Previous results from a new laboratory test rig designed to mimic calcium naphthenate deposition under Blake field conditions were presented in 2006.1  This paper demonstrated that the equipment and test protocols adopted were able to replicate field conditions and allow selection and optimisation of calcium naphthenate inhibitor treatments prior to field trials.

Since this paper, further work has been conducted, both to further optimise field treatments using different naphthenate inhibitors and also to examine the interplay between different acids, inhibitors and demulsifiers in tackling these complex, and often field specific, problems. In summary the use of appropriate selected and optimised calcium naphthenate inhibitors in conjunction with acid treatments (pH 6.1) has led to efficient naphthenate control in the field over the past 2 years with minimal production upsets. Important considerations with respect to the selection of different, less volatile, organic acids primarily to minimise the risk of corrosion in the gas phase process lines has indicated significant differences in the performance of the naphthenate inhibitors and the stability of the emulsion when changing the nature of the acids used to control the in-situ pH. The work has also shown that different naphthenate inhibitors work via different mechanisms. The work then illustrates, under field representative conditions, the close interplay between acids, calcium naphthenate inhibitors and demulsifiers, and sheds further light on the mechanisms by which different calcium naphthenate inhibitors perform.

The work continues to support field treatments on the Blake field and direct comparisons between the laboratory and field results will be described.

The formation of calcium naphthenate precipitates and emulsions during oil production is becoming an increasing problem to the global oil industry. They have been identified in many highly productive fields across the world, particularly in fields in West Africa, the North Sea and Venezuela. Controlling the formation of naphthenate deposits involves the use of high volumes of acid and other treatment chemicals. Due to the nature of the problem, treatments are usually field specific, and re-optimisation is often required throughout the production lifetime of a field, as conditions (for example, water cut) change.

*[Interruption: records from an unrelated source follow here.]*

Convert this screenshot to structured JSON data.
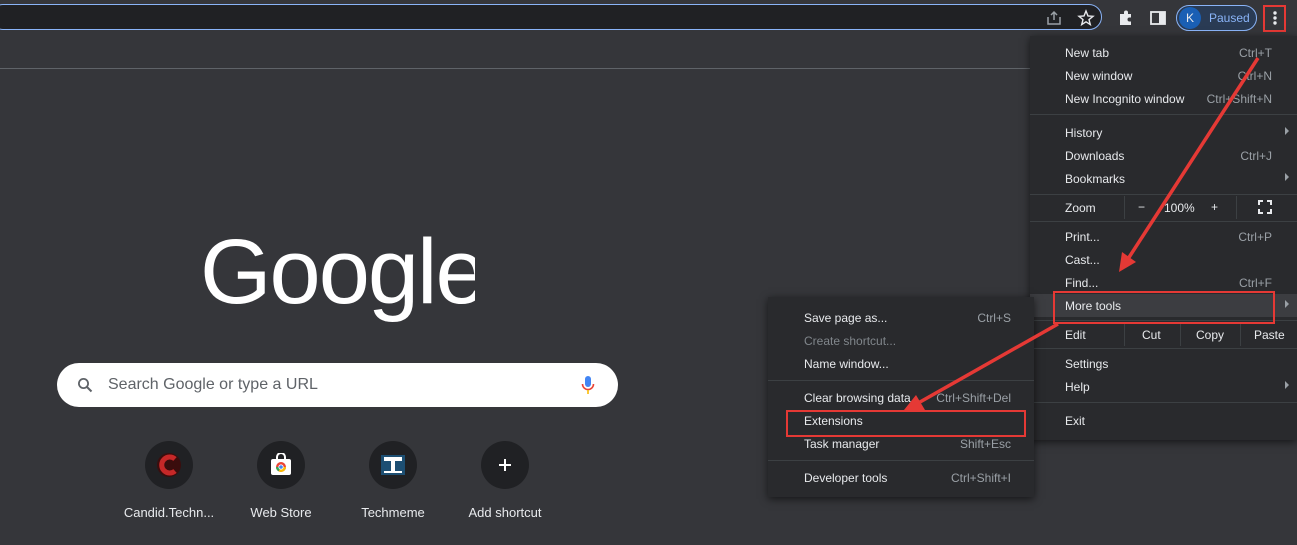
{
  "profile": {
    "avatar_letter": "K",
    "status": "Paused"
  },
  "search": {
    "placeholder": "Search Google or type a URL"
  },
  "shortcuts": [
    {
      "label": "Candid.Techn..."
    },
    {
      "label": "Web Store"
    },
    {
      "label": "Techmeme"
    },
    {
      "label": "Add shortcut"
    }
  ],
  "menu": {
    "new_tab": {
      "label": "New tab",
      "shortcut": "Ctrl+T"
    },
    "new_window": {
      "label": "New window",
      "shortcut": "Ctrl+N"
    },
    "new_incognito": {
      "label": "New Incognito window",
      "shortcut": "Ctrl+Shift+N"
    },
    "history": {
      "label": "History"
    },
    "downloads": {
      "label": "Downloads",
      "shortcut": "Ctrl+J"
    },
    "bookmarks": {
      "label": "Bookmarks"
    },
    "zoom": {
      "label": "Zoom",
      "minus": "−",
      "value": "100%",
      "plus": "+"
    },
    "print": {
      "label": "Print...",
      "shortcut": "Ctrl+P"
    },
    "cast": {
      "label": "Cast..."
    },
    "find": {
      "label": "Find...",
      "shortcut": "Ctrl+F"
    },
    "more_tools": {
      "label": "More tools"
    },
    "edit": {
      "label": "Edit",
      "cut": "Cut",
      "copy": "Copy",
      "paste": "Paste"
    },
    "settings": {
      "label": "Settings"
    },
    "help": {
      "label": "Help"
    },
    "exit": {
      "label": "Exit"
    }
  },
  "submenu": {
    "save_page": {
      "label": "Save page as...",
      "shortcut": "Ctrl+S"
    },
    "create_shortcut": {
      "label": "Create shortcut..."
    },
    "name_window": {
      "label": "Name window..."
    },
    "clear_browsing": {
      "label": "Clear browsing data...",
      "shortcut": "Ctrl+Shift+Del"
    },
    "extensions": {
      "label": "Extensions"
    },
    "task_manager": {
      "label": "Task manager",
      "shortcut": "Shift+Esc"
    },
    "developer_tools": {
      "label": "Developer tools",
      "shortcut": "Ctrl+Shift+I"
    }
  },
  "colors": {
    "highlight": "#e53935",
    "accent": "#8ab4f8",
    "menu_bg": "#292a2d",
    "page_bg": "#35363a"
  }
}
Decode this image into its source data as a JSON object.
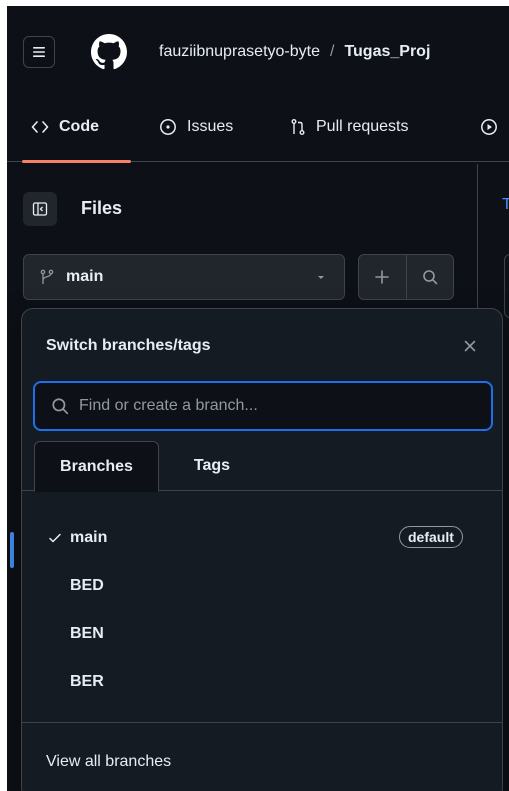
{
  "header": {
    "owner": "fauziibnuprasetyo-byte",
    "separator": "/",
    "repo": "Tugas_Proj"
  },
  "tabs": [
    {
      "label": "Code",
      "icon": "code-icon"
    },
    {
      "label": "Issues",
      "icon": "issue-circle-icon"
    },
    {
      "label": "Pull requests",
      "icon": "pull-request-icon"
    }
  ],
  "sidebar": {
    "title": "Files",
    "current_branch": "main",
    "right_hint": "T"
  },
  "dropdown": {
    "title": "Switch branches/tags",
    "search_placeholder": "Find or create a branch...",
    "tab_branches": "Branches",
    "tab_tags": "Tags",
    "branches": [
      {
        "name": "main",
        "default_label": "default",
        "selected": true
      },
      {
        "name": "BED"
      },
      {
        "name": "BEN"
      },
      {
        "name": "BER"
      }
    ],
    "view_all": "View all branches"
  },
  "colors": {
    "background": "#0d1117",
    "panel": "#151b23",
    "border": "#3d444d",
    "accent_blue": "#1f6feb",
    "tab_underline": "#f78166",
    "text": "#e6edf3",
    "muted": "#9198a1"
  }
}
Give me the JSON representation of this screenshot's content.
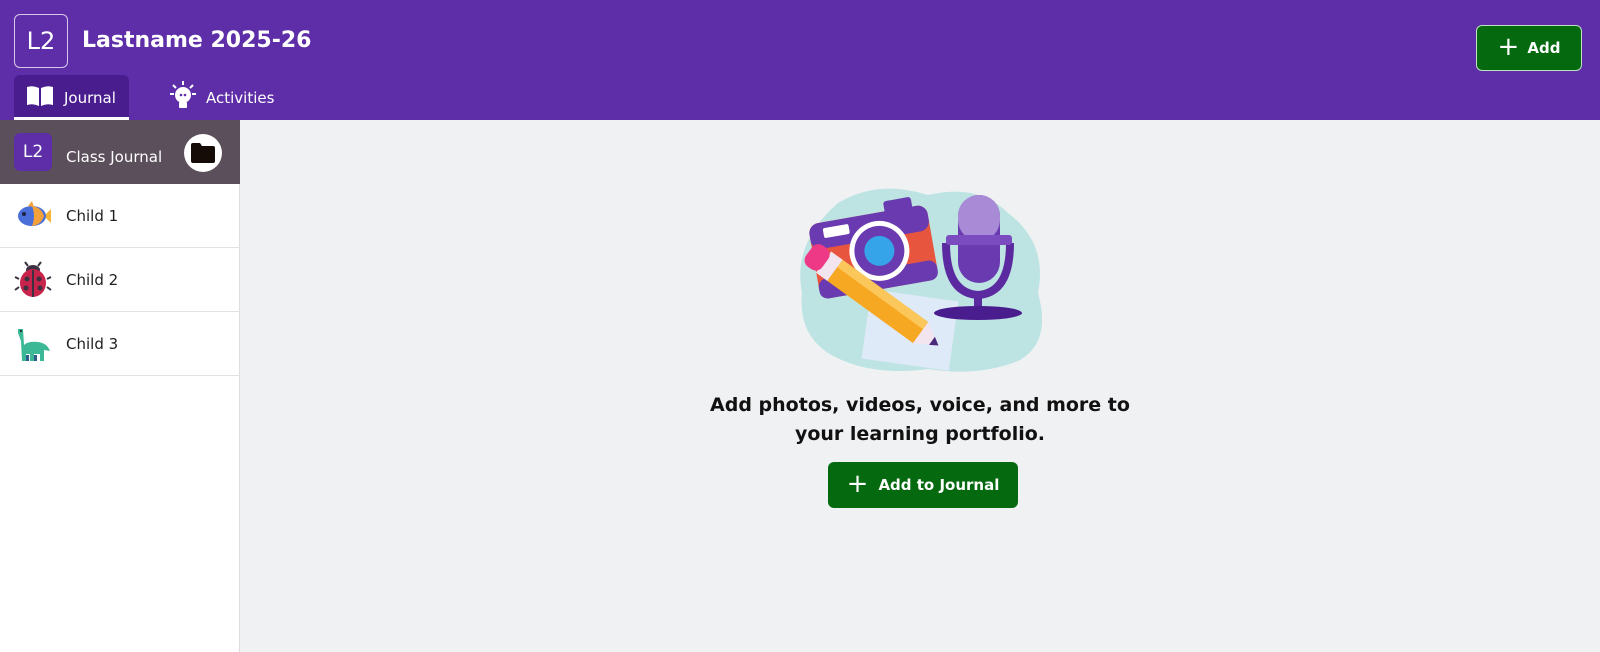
{
  "header": {
    "class_badge": "L2",
    "class_title": "Lastname 2025-26",
    "add_button": "Add",
    "tabs": [
      {
        "label": "Journal",
        "icon": "book-open-icon",
        "active": true
      },
      {
        "label": "Activities",
        "icon": "lightbulb-icon",
        "active": false
      }
    ]
  },
  "sidebar": {
    "items": [
      {
        "label": "Class Journal",
        "avatar_text": "L2",
        "active": true,
        "action_icon": "folder-icon"
      },
      {
        "label": "Child 1",
        "avatar": "fish-avatar-icon"
      },
      {
        "label": "Child 2",
        "avatar": "ladybug-avatar-icon"
      },
      {
        "label": "Child 3",
        "avatar": "dinosaur-avatar-icon"
      }
    ]
  },
  "main": {
    "illustration": "camera-microphone-pencil-illustration",
    "message": "Add photos, videos, voice, and more to your learning portfolio.",
    "add_button": "Add to Journal"
  },
  "colors": {
    "header": "#5e2ea8",
    "active_tab": "#4a1d8f",
    "sidebar_active": "#5a4f5a",
    "primary_button": "#04690f",
    "background": "#f0f1f3"
  }
}
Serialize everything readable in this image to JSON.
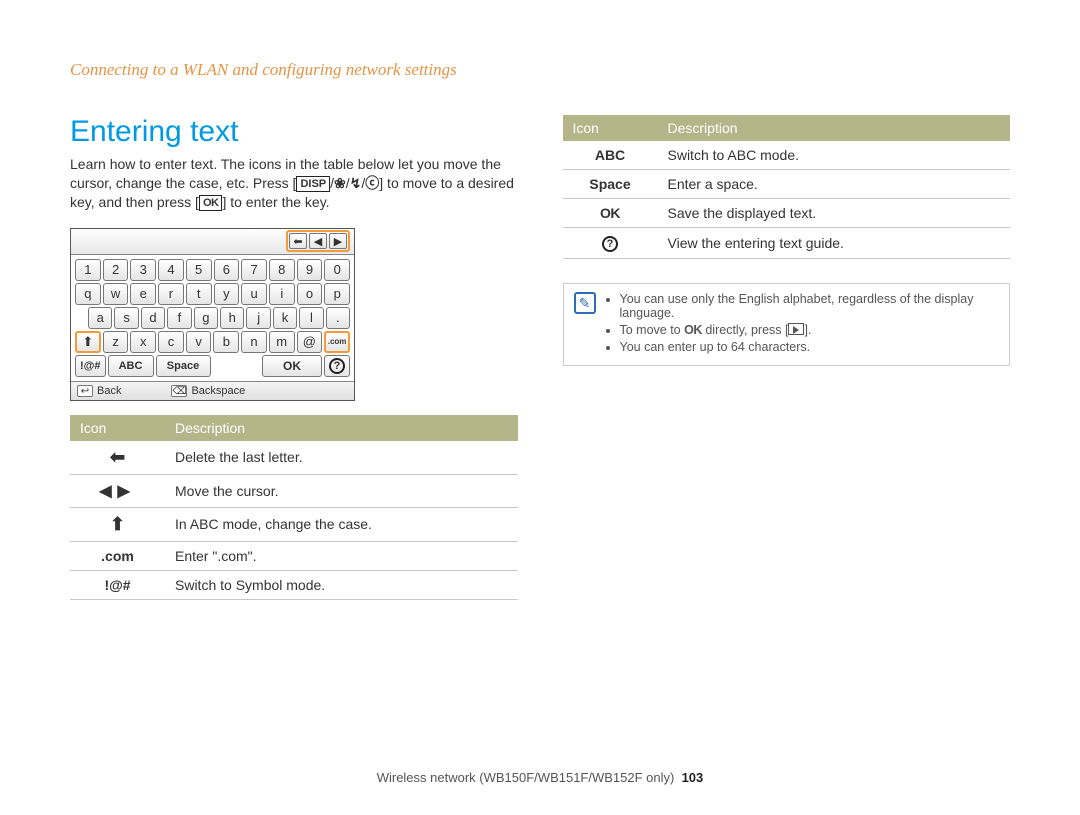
{
  "breadcrumb": "Connecting to a WLAN and configuring network settings",
  "heading": "Entering text",
  "intro": {
    "p1": "Learn how to enter text. The icons in the table below let you move the cursor, change the case, etc. Press [",
    "disp": "DISP",
    "p2": "/",
    "p3": "/",
    "p4": "/",
    "p5": "] to move to a desired key, and then press [",
    "ok": "OK",
    "p6": "] to enter the key."
  },
  "keyboard": {
    "nav": [
      "⬅",
      "◀",
      "▶"
    ],
    "row1": [
      "1",
      "2",
      "3",
      "4",
      "5",
      "6",
      "7",
      "8",
      "9",
      "0"
    ],
    "row2": [
      "q",
      "w",
      "e",
      "r",
      "t",
      "y",
      "u",
      "i",
      "o",
      "p"
    ],
    "row3": [
      "a",
      "s",
      "d",
      "f",
      "g",
      "h",
      "j",
      "k",
      "l",
      "."
    ],
    "row4_shift": "⬆",
    "row4": [
      "z",
      "x",
      "c",
      "v",
      "b",
      "n",
      "m",
      "@"
    ],
    "row4_com": ".com",
    "row5": {
      "sym": "!@#",
      "abc": "ABC",
      "space": "Space",
      "ok": "OK",
      "info": "?"
    },
    "footer": {
      "back_sym": "↩",
      "back": "Back",
      "bksp_sym": "⌫",
      "backspace": "Backspace"
    }
  },
  "table1": {
    "h_icon": "Icon",
    "h_desc": "Description",
    "rows": [
      {
        "desc": "Delete the last letter."
      },
      {
        "desc": "Move the cursor."
      },
      {
        "desc": "In ABC mode, change the case."
      },
      {
        "icon": ".com",
        "desc": "Enter \".com\"."
      },
      {
        "icon": "!@#",
        "desc": "Switch to Symbol mode."
      }
    ]
  },
  "table2": {
    "h_icon": "Icon",
    "h_desc": "Description",
    "rows": [
      {
        "icon": "ABC",
        "desc": "Switch to ABC mode."
      },
      {
        "icon": "Space",
        "desc": "Enter a space."
      },
      {
        "icon": "OK",
        "desc": "Save the displayed text."
      },
      {
        "desc": "View the entering text guide."
      }
    ]
  },
  "notes": {
    "n1": "You can use only the English alphabet, regardless of the display language.",
    "n2a": "To move to ",
    "n2_ok": "OK",
    "n2b": " directly, press [",
    "n2c": "].",
    "n3": "You can enter up to 64 characters."
  },
  "footer": {
    "text": "Wireless network (WB150F/WB151F/WB152F only)",
    "page": "103"
  }
}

Naphthenic acids, R-CO2H are present in many crude oils, normally owing to in-situ biodegradation of oils under appropriate reservoir conditions. They are common in heavy, high TAN crudes, but are also found in light crudes with relatively low TAN values. It is the nature of the naphthenic acids present in the oil phase, and the brine composition in the field, along with the associated production conditions, that determine whether or not naphthenates will occur. Calcium naphthenate deposition is often associated with fields producing heavy, high TAN crudes, but the problem is not restricted to these fields. The solution to a naphthenate problem is often required urgently and most work to date has focussed on specific fields and the problems encountered in these fields. Over recent years work has progressed in a more generic way to rationalise the relative importance of the various factors involved in the formation of calcium naphthenate solids and stabilised emulsions (e.g. amount and type of naphthenic acids present in the oil phase, emulsion stability, interface activity, metal cations (particularly Ca and Na), bicarbonate concentration and pH in the brine phase, water cut and system temperature etc.).2-6 

Naphthenic acids have the typical structure R-CO2-H, where R is may be a saturated cyclic structure,7, 8, 9-13  or a long-chain aliphatic compound.14  Robbins13  states that naphthenic acids are C10-C50 compounds with between 0 and 6 fused, saturated rings with carboxylic acid group(s) attached to a ring with a short side chain. However, negative ion electron spray mass spectrometry (ESMS) has indicated the presence of naphthenic acids as small as C7 in various calcium naphthenate samples. On the other hand, Baugh et al15  have identified the ARN acid as the dominant constituent in calcium naphthenate deposits from oilfields offshore Norway, Britain, China and West Africa. The ARN acid is a family of 4-protic carboxylic acids containing 4-8 rings in the hydrocarbon skeleton with molecular weights in the region 1227 – 1335g/mol. Goldszal et al.7  have proposed some theoretically determined structures of naphthenic acids and it is considered that the carboxylic acid groups are attached to an alkyl chain (both straight chain and branched) rather than directly onto the ring structures. In general naphthenic acids can be considered as organic carboxylic acids present primarily (at least initially) in the oil phase.

When crude oils are in contact with formation water the naphthenic acids tend to congregate at the oil-water interface due to the hydrophilic nature of the carboxylic acid group. The pH of the brine affects the level of dissociation of the naphthenic acids. As the pressure drops during production and carbon dioxide is lost from solution, the pH of the brine increases. The dissociated naphthenic acids can then complex with the sodium and calcium ions in the formation water. Low molecular weight sodium soaps (NaRCO2) tend to pass into the water phase, although large amounts can form a sodium-rich soap sludge, which is hard to remove without treatment16, 17 . As calcium is a divalent ion it will complex with two naphthenate ions. Calcium naphthenates will therefore be more lipophilic and preferentially go to the oil phase or the oil/water interface. When the calcium naphthenate concentration exceeds the solubility, precipitation of solid or formation of emulsion will occur.